Division of labour is the breakdown of labour into specific, circumscribed tasks for maximum efficiency of output in the context of manufacturing. It is the cardinal aspect of production. It can also be the fragmenting or reduction of human activity into separated toil that is the practical root of alienation and basic specialization which makes civilization appear and develop.
Division of labour did not exist prior to the use of agriculture and the subsequent beginnings of civilization. The relative wholeness of pre-civilized life was first and foremost an absence of the narrowing, confining separation of people into differentiated roles and functions.
In Plato's "Republic" we are instructed that the origin of the state lies in that "natural" inequality of humanity that is embodied in the division of labour. Emile Durkheim celebrated a fractionated, unequal world by divining that the touchstone of "human solidarity," its essential moral value is division of labour. Before him, according to Franz Borkenau, it was a great increase in division of labour occurring around 1600 that introduced the abstract category of work, which may be said to underlie, in turn, the whole modern, Cartesian notion that our bodily existence is merely an object of our (abstract) consciousness.
In the first sentence of An Inquiry into the Nature and Causes of the Wealth of Nations (1776), Adam Smith foresaw the essence of industrialism by determining that division of labour represents a qualitative increase in productivity. His original example was the making of pins.
The specialization and concentration of the workers on their single subtasks often leads to greater skill and greater productivity on their particular subtasks than would be achieved by the same number of workers each carrying out the original broad task.
Worker skill is the chief source of productivity gain in Smith's thinking. In modern economic theory, that role has been taken over by overall technological progress.
Increasing specialization may also lead to workers with poorer overall skills and a lack of enthusiasm for their work. This viewpoint was extended and refined by Karl Marx. He described the process as alienation; workers become more and more specialized and work repetitious which eventually leads to complete alienation.

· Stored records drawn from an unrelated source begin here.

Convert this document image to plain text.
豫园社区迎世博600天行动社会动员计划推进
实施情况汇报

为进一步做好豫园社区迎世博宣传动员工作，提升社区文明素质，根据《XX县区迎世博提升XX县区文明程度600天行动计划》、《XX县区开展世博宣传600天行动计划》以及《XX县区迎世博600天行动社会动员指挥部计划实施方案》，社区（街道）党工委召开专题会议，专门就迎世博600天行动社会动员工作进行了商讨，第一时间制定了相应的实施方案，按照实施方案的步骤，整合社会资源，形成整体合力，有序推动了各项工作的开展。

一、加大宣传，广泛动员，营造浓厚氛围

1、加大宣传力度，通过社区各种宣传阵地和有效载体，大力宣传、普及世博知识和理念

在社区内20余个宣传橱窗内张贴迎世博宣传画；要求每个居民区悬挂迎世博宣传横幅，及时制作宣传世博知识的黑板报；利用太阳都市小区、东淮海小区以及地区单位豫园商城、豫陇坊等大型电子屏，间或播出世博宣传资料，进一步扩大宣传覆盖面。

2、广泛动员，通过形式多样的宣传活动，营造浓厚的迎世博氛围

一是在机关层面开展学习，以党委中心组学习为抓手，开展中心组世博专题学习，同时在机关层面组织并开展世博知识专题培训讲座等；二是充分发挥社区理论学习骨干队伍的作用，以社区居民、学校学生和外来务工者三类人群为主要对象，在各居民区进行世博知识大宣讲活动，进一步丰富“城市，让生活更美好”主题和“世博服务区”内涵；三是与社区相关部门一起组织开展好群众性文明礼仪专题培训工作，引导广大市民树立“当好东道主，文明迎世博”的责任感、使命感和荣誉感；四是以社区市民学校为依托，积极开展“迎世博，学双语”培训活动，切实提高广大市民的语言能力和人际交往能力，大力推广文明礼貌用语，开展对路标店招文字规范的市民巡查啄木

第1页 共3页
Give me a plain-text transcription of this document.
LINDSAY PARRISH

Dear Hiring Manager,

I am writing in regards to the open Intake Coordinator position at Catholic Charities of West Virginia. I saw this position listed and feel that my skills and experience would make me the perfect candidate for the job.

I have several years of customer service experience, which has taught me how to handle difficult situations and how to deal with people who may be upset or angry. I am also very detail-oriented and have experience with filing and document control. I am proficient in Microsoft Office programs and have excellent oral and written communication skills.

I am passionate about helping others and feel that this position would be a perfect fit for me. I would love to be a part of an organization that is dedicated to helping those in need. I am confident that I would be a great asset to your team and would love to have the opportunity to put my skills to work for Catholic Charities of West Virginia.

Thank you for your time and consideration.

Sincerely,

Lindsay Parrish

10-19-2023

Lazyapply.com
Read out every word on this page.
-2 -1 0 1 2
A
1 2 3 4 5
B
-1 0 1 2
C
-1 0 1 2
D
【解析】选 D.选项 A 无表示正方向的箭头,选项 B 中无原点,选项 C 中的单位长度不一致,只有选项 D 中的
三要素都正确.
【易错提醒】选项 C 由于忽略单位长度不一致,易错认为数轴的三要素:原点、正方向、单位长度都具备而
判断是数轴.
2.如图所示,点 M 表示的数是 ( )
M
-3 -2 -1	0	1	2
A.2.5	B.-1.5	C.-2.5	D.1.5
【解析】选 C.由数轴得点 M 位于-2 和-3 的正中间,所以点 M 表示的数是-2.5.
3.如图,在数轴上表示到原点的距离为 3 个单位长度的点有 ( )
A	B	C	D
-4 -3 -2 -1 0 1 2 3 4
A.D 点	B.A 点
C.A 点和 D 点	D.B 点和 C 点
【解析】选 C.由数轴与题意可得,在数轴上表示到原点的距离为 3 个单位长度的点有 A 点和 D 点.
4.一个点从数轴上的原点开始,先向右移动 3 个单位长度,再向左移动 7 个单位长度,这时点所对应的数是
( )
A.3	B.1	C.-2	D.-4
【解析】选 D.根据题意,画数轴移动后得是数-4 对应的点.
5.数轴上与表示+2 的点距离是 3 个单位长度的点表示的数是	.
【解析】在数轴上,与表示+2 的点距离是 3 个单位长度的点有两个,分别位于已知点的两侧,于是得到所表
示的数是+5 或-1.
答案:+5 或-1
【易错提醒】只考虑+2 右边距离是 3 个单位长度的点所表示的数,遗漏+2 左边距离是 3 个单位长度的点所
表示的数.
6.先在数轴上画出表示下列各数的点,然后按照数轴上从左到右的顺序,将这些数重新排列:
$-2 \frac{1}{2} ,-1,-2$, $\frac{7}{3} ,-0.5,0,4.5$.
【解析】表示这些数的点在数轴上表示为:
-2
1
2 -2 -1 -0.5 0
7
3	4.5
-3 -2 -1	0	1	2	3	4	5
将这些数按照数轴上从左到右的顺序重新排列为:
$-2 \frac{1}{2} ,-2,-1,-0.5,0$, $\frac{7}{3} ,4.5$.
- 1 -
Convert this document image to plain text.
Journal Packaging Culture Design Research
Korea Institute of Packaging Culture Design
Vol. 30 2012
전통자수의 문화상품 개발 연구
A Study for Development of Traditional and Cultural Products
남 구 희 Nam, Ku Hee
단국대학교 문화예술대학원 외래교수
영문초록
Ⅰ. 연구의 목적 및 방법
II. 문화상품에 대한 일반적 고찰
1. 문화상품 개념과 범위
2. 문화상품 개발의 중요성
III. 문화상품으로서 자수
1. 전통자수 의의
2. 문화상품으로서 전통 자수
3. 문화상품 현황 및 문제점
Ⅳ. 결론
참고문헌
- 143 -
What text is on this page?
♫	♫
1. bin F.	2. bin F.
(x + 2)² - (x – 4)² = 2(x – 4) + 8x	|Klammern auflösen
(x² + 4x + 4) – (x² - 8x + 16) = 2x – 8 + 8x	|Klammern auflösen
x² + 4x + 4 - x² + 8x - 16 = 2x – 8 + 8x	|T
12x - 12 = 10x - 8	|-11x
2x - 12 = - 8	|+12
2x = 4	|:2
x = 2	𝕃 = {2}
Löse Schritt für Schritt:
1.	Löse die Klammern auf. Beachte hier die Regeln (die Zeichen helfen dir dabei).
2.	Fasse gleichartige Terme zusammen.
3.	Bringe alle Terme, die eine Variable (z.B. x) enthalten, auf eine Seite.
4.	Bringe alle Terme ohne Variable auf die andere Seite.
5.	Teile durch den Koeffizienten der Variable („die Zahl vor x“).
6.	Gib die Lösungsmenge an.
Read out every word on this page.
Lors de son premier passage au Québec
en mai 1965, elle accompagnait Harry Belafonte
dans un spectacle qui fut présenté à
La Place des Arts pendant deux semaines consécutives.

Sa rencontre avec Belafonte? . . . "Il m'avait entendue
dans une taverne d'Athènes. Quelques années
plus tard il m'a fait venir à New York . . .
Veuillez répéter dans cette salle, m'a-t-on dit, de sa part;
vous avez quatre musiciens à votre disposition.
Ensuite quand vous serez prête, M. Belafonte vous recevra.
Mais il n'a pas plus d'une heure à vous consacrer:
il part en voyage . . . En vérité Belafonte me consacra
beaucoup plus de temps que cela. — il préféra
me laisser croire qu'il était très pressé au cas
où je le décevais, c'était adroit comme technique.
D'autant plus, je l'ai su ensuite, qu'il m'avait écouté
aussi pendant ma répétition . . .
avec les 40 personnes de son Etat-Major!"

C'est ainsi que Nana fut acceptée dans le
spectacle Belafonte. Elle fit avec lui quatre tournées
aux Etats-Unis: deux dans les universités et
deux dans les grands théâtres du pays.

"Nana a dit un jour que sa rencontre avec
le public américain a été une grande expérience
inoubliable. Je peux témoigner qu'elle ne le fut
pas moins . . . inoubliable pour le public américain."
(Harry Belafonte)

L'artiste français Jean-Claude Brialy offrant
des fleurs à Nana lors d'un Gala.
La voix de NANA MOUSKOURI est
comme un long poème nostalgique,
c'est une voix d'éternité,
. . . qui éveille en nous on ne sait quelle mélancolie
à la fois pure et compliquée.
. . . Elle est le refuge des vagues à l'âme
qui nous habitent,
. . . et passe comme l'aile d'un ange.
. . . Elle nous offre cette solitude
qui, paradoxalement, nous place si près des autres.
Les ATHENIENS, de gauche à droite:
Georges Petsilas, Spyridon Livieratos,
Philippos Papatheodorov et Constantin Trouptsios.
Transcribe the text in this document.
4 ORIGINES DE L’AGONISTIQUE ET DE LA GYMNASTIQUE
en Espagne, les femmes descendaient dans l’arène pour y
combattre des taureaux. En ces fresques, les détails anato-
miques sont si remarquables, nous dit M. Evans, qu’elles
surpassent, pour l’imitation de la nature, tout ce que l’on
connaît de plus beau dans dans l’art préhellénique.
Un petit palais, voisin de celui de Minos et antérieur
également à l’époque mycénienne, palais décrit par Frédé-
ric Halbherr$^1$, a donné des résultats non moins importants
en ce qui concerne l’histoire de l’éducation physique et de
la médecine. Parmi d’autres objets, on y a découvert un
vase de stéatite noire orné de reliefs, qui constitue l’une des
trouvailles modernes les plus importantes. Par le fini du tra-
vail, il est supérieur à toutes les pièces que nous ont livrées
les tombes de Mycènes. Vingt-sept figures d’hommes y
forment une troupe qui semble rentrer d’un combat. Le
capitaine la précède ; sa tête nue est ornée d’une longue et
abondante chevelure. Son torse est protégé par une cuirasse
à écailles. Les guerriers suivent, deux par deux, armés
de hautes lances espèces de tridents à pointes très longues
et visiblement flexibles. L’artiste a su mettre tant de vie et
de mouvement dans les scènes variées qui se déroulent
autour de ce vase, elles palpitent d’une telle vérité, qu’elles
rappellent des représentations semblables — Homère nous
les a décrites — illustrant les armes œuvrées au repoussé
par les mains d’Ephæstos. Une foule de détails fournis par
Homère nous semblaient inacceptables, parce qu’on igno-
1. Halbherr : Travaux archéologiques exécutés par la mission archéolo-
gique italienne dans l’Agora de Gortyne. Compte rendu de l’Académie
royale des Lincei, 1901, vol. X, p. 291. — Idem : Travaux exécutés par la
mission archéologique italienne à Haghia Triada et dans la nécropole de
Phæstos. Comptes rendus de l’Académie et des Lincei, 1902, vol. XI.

Marx wrote that "as a result of division of labour," the worker is "reduced to the condition of a machine." He believed, though, that the fullness of production is essential to human liberation and subsequently accepted immiseration of humanity along the road of capital's development as a necessary evil.
On the other hand, Marx's theories, including the negative claims regarding the division of labour have been criticized by the Austrian economists, such as Ludwig von Mises.